Багаж заносили минут пять, и все в духе Бастера Китона: то с одного из носильщиков сваливалась шляпа, то из окна секретного купе выпадал чемодан, то кто-нибудь поскальзывался на банановой кожуре. Наконец все было погружено, погрузился и генерал с носильщиками, поезд тронулся, и только что-то кричал нам сквозь оконное стекло проводник Федор Михайловичь, но из-за хорошей звукоизоляции нам было не слыхать, что именно. Пусто стало на перроне, остались только мы и человек в генеральском мундире и ушанке со звездой. Наверно, он тоже ждал электричку в Шалю. Мы подошли к нашему новому попутчику.

– Не знаете, когда электричка на Шалю?

– Что! Нихьт панимайт! – закричал он на нас. Да ведь это иностранец. И правда, по всему теперь было видать, что это иностранец. И мундир на нем был фальшивый, и ушанка фейковая, сувенирная, а приглядевшись, мы заметили, что на нем еще надеты кирзовые сапоги и галоши, расписанные под лапти. Говорить по-русски он не умел и все время повторял «нихьт панимайт».

Мы отправились спросить в кассу, но ее бетонная коробка оказалась пустой и заброшенной, и только ветер гулял в ее некрашеных стенах. Когда-то здесь жгли костер и пили пиво «Вятич», а может быть, «Рифей» или «Трифон», но теперь тут было пусто, холодно и мертво. Явно не было тут больше веселья и радости, очевидно царивших в этом месте в иные времена. Но, тем не менее, перрон был, и ни один фонарь не был разбит, правда, ни один и не светил, но было еще достаточно светло, чтоб дождаться электрички в любую сторону и уехать в настоящую цивилизацию, а не поддельную, как ушанка иностранца.

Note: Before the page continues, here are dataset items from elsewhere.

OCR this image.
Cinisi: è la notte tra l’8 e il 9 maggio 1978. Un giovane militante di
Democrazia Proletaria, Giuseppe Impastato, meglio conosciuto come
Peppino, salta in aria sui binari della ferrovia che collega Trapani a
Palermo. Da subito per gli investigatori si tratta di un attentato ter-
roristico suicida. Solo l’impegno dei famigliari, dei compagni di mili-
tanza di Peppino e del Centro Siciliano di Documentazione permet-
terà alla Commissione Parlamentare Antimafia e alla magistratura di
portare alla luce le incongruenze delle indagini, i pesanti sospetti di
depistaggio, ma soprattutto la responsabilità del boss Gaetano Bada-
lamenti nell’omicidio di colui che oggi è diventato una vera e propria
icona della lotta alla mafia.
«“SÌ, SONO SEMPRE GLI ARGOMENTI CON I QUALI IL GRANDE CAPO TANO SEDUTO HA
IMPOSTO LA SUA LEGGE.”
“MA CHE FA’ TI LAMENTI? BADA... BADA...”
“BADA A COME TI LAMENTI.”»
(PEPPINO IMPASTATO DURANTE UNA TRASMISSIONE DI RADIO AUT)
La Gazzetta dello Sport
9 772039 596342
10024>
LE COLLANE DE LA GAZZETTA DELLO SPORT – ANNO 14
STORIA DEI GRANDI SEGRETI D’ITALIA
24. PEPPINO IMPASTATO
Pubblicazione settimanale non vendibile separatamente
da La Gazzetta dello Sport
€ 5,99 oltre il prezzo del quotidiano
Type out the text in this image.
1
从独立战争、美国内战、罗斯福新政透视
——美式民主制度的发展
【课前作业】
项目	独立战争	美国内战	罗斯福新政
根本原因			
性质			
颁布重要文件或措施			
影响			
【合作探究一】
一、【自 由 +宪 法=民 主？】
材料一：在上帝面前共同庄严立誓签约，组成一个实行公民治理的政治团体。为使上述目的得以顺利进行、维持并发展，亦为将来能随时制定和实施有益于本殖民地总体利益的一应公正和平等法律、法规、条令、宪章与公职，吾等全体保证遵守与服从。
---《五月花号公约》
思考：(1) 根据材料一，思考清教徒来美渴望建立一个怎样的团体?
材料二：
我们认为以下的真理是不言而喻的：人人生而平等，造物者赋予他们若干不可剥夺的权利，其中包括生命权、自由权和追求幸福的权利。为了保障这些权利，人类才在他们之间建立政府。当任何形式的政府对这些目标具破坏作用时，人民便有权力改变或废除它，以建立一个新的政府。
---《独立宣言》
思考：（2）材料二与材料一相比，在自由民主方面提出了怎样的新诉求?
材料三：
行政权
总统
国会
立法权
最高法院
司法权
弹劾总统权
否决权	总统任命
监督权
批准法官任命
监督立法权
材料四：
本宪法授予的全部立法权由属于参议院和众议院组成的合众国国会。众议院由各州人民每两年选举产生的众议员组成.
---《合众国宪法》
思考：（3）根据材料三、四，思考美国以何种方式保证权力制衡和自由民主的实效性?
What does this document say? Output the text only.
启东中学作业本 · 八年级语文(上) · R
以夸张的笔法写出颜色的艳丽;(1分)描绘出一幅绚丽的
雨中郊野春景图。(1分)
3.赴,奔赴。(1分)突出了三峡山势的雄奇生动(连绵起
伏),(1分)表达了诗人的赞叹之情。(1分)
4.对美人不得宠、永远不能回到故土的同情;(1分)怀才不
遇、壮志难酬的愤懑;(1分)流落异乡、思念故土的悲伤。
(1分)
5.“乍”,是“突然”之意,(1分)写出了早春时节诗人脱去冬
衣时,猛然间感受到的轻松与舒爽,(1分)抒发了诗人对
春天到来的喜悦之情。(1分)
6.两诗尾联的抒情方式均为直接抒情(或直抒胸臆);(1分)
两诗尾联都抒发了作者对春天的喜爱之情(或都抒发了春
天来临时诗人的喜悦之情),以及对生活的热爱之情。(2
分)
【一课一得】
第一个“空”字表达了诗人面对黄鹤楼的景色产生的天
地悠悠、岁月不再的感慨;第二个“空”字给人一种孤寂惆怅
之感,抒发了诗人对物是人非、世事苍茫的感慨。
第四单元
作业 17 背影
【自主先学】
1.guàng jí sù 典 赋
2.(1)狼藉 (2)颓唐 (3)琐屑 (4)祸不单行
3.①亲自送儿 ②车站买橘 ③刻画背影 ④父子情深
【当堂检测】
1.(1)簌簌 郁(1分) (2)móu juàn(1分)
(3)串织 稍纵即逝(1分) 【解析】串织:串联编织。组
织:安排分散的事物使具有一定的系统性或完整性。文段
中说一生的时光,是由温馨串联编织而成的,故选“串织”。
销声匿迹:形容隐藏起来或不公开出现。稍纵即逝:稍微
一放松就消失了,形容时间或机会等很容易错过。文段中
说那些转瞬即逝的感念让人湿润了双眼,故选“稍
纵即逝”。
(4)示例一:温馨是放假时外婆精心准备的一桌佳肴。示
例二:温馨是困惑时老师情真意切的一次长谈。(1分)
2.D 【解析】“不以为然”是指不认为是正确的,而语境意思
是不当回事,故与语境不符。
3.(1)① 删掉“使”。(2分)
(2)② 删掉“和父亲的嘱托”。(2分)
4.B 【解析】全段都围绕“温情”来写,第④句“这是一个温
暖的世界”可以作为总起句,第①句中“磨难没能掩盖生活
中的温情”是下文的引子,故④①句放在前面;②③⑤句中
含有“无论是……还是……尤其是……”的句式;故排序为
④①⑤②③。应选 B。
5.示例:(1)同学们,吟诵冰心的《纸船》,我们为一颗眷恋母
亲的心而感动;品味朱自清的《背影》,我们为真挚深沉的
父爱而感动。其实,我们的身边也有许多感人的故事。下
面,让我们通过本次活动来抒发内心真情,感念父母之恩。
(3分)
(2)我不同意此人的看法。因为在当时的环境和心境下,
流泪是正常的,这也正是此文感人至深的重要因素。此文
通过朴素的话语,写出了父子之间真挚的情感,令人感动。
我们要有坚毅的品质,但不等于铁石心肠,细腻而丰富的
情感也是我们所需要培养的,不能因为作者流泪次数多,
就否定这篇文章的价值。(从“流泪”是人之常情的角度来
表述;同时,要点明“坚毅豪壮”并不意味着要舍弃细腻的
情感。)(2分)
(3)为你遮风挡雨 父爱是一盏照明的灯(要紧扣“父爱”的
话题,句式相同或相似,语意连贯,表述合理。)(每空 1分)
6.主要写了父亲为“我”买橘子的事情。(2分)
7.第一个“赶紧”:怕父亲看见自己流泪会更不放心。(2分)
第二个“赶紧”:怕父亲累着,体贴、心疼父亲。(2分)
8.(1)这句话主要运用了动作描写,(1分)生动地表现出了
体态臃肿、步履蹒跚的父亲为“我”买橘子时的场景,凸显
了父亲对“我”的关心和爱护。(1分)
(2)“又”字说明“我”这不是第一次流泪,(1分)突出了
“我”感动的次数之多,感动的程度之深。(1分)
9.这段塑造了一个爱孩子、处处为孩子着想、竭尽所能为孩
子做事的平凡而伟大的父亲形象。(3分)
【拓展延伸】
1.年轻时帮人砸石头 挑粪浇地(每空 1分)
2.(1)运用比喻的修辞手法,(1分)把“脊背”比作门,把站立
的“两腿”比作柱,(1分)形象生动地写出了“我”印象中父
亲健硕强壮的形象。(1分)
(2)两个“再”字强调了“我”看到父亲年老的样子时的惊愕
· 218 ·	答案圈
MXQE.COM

Раздался стук колес поезда, идущего в направлении Перми (и, соответственно, Шали). Мы выскочили из кассы. Это оказался грузовой. Галя стала махать ему, чтоб он остановился, но, разумеется, безуспешно. Иностранец стоял и безучастно смотрел на все пустыми глазами. Мы пытались говорить с ним на разных языках, спросить его, как он попал-то сюда, но он отвечал только «нихьт панимайт» или «муа-туа не компран па».

Платформа переходила в мост через маленькую быстротекущую речку. Не помню, упоминал ли я, но был ноябрь, причем теплый для ноября. Земля, конечно, была холодная, но еще даже не промерзшая – чуть выше нуля, и речка еще не замерзла, может быть, плюс пять. И вот мы стояли на железнодорожной платформе-мосту и смотрели на то, как течет река. Миллионы людей писали или говорили о том, что можно делать вечно, обязательно упоминая течение воды, горение огня и третий компонент, переменный; я бы сказал, что можно вечно смотреть на то, как течет эта река, и ждать поезда. Галя поморщилась от моей пошлости, но сказала, что, видимо, вечно ждать и будем. Долгое время ничего не происходило, только текла река и дышали мы с Галей и иностранцем, но потом все-таки что-то произошло. Нечто весьма интересное.

Не знаю, с самого начала посередине реки стояла полицейская машина или въехала туда, пока мы отвернулись или, может, моргнули. Если была с самого начала, то была настолько вписана в пейзаж, что не обращала на себя никакого внимания. В любом случае я ее заметил только на середине. Не знаю также, была ли она неподвижна ранее, но она вдруг стала двигаться к берегу, это было практически под мостом, чуть ниже моста. Она почти достигла берега (левого), но река у этого левого берега стала вдруг существенно глубже, и машина погрузилась в воду практически до середины стекол. Тем не менее машина продолжала ехать, она продолжала бороться, и мы все с волнением и сочувствием, но и с некоторым любопытством следили за ней.